# GeForce 9800GT vs Radeon HD 4850



## musashia

Which is better! Likely to last! Or is there one that murder em' both!!


----------



## Intel_man

9800gtx+


----------



## StrangleHold

The 4850 beats the 9800GT. Like said above in Nvidia it would be the 9800GTX/+


----------



## musashia

StrangleHold said:


> The 4850 beats the 9800GT. Like said above in Nvidia it would be the 9800GTX/+



GTX beats em both?


----------



## Intel_man

The 9800GTX is surprisingly slower than the HD 4850, but the 9800GTX+ is faster.


----------



## musashia

Intel_man said:


> The 9800GTX is surprisingly slower than the HD 4850, but the 9800GTX+ is faster.
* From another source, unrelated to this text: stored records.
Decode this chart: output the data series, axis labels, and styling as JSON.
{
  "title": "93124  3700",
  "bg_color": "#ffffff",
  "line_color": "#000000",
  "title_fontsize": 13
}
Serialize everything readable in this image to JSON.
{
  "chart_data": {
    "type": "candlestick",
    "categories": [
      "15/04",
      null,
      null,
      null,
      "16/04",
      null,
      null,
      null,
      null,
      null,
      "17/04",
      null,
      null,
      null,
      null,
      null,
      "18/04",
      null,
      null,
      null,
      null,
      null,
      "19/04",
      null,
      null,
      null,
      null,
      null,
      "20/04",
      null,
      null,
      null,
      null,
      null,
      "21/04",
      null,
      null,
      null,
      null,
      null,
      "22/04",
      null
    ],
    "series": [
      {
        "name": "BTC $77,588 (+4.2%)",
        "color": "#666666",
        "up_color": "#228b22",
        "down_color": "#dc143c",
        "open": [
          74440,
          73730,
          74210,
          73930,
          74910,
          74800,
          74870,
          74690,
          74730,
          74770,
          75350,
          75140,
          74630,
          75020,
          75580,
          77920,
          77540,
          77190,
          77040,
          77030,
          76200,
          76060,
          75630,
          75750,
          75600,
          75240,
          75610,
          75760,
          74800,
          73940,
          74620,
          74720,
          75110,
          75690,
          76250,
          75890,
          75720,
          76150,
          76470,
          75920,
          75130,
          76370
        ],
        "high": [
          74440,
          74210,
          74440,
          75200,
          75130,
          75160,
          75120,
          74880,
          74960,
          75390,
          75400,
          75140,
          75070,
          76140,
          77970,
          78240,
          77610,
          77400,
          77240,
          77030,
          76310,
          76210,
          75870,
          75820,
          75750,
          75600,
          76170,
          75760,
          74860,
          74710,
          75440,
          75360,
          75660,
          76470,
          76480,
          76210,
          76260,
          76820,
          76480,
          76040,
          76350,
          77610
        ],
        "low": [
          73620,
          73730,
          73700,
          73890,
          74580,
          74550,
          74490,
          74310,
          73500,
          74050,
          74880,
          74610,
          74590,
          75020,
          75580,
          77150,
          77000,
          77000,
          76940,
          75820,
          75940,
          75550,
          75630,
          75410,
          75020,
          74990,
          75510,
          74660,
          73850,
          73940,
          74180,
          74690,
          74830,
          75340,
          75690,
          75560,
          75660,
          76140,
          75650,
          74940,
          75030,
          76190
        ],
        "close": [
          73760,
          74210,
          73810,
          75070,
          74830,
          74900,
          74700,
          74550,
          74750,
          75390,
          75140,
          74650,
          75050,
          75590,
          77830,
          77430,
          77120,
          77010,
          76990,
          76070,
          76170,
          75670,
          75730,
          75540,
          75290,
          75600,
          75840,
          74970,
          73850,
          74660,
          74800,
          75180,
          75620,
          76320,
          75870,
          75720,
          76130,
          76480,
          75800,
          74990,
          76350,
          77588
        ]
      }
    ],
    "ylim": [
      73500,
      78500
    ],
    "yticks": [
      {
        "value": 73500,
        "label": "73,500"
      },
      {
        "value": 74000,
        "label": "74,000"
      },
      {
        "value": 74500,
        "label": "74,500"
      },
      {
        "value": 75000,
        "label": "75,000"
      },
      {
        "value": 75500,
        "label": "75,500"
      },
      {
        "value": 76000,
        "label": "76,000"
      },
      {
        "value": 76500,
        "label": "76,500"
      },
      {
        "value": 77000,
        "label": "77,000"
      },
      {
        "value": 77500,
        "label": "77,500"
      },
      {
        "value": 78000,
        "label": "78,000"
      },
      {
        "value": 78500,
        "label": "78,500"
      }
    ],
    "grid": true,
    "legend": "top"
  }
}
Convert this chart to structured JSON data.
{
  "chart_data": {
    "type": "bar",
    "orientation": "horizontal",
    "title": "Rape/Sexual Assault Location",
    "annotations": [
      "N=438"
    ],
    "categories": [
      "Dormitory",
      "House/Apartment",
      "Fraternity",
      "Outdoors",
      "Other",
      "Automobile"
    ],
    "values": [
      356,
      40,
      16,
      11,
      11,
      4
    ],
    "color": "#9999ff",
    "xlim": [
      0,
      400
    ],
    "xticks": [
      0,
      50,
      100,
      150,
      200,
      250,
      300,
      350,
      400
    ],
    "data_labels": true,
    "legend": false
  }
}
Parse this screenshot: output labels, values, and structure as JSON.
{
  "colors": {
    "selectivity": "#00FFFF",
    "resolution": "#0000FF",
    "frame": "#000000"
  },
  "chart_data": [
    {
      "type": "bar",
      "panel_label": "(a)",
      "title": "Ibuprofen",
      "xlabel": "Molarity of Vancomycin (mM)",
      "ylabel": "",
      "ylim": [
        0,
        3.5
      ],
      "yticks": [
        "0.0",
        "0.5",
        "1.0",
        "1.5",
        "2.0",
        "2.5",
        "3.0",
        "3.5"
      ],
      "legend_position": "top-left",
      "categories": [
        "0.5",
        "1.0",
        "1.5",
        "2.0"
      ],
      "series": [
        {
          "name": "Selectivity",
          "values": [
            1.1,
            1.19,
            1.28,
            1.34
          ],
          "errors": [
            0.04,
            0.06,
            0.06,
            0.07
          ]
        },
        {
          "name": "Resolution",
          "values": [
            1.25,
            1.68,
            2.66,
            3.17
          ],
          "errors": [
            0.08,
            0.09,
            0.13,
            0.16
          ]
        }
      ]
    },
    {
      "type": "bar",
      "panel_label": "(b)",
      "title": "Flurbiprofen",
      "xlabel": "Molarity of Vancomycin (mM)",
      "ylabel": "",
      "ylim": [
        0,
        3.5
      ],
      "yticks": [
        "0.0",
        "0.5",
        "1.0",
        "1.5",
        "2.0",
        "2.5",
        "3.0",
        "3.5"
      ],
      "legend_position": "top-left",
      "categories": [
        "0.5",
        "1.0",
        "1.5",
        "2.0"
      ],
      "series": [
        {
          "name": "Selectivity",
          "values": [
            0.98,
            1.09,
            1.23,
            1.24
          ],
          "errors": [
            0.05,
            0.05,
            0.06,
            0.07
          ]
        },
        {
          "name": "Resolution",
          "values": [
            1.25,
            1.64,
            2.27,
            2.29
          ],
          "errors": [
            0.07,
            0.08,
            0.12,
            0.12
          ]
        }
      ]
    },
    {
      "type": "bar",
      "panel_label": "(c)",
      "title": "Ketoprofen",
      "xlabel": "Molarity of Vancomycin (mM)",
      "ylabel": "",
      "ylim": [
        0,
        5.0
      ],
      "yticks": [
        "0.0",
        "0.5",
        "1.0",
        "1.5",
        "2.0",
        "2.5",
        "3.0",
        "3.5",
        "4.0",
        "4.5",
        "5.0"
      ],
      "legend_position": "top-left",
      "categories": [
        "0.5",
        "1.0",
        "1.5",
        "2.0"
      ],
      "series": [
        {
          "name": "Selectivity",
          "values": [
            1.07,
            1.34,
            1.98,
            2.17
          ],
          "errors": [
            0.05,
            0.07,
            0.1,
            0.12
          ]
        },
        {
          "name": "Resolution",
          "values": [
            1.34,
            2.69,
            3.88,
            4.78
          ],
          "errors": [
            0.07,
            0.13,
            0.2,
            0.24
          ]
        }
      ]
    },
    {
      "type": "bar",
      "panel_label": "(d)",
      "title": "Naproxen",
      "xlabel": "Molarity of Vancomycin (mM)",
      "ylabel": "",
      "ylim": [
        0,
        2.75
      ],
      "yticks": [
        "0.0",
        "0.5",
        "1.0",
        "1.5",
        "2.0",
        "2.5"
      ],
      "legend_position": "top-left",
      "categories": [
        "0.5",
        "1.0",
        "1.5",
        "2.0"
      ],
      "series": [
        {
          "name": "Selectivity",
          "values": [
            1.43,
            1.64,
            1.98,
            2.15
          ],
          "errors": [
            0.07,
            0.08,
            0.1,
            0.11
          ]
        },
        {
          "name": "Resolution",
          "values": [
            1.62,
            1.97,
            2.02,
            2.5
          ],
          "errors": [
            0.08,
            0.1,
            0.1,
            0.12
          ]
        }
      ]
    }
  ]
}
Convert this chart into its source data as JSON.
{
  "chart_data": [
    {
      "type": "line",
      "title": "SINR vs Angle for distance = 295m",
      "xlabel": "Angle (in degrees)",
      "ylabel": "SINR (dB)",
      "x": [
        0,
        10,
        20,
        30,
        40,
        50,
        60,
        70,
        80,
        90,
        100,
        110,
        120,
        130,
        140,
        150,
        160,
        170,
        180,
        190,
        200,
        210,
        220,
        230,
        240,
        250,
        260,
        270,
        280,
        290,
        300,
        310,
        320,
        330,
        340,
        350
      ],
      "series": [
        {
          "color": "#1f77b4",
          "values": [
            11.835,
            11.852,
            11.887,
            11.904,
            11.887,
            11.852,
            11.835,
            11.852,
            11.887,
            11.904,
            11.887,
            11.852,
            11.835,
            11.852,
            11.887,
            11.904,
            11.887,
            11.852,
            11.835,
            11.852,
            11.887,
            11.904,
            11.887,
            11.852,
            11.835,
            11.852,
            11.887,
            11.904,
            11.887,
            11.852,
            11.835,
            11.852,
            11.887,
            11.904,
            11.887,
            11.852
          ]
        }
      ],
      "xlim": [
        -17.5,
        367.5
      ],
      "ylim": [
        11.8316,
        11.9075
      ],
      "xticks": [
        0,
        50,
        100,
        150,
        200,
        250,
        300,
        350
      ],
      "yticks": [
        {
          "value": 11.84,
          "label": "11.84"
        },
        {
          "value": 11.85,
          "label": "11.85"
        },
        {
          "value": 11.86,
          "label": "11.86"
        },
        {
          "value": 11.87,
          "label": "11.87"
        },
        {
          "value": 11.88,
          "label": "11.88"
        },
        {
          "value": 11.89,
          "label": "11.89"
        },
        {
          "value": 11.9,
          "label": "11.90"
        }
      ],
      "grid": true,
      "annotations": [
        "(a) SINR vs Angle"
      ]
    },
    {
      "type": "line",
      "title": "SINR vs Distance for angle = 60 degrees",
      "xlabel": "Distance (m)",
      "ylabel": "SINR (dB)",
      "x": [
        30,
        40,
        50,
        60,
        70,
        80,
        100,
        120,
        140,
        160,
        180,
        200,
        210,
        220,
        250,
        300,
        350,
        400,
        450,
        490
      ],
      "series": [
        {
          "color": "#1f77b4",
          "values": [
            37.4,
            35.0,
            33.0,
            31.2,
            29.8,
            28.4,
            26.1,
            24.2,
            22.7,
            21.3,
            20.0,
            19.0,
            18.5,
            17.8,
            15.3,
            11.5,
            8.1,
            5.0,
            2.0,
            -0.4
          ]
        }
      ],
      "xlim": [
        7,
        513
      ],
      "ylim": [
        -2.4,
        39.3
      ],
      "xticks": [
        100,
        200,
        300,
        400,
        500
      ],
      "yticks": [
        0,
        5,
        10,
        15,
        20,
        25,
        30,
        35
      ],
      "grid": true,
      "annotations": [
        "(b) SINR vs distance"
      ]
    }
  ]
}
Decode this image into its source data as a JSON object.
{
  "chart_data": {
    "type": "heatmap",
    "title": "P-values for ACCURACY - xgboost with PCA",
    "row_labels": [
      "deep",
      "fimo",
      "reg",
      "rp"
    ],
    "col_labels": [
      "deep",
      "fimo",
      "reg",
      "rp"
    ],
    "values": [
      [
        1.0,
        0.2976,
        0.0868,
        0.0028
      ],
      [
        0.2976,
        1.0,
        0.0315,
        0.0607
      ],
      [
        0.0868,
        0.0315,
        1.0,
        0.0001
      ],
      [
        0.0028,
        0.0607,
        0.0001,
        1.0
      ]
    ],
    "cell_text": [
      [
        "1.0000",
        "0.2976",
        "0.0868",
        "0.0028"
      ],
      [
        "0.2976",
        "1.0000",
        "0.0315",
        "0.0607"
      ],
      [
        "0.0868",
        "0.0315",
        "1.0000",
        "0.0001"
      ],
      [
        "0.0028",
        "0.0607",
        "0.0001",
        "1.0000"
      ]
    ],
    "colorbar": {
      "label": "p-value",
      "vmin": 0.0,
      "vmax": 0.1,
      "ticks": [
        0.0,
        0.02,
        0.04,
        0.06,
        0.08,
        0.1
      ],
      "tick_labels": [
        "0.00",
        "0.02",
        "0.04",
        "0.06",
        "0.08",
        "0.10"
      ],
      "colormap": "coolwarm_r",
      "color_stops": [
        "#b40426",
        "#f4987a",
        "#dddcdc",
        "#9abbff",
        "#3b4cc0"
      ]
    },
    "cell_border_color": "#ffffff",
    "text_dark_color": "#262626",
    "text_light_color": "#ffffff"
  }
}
How do you guys check this? Is it just commonly known or what? I'm like 10 mins away from buying it and I will choose whichever is faster.


----------



## musashia

Oh my god I can't believe it! The deal sold out just as I was about to buy it! That's my kinda luck!!


----------



## Intel_man

which one are you getting? or was going to get.


----------



## Nums

4850 is hella faster than the 9800 GT, a closer comparison is the 4830 which is still a bit faster.


----------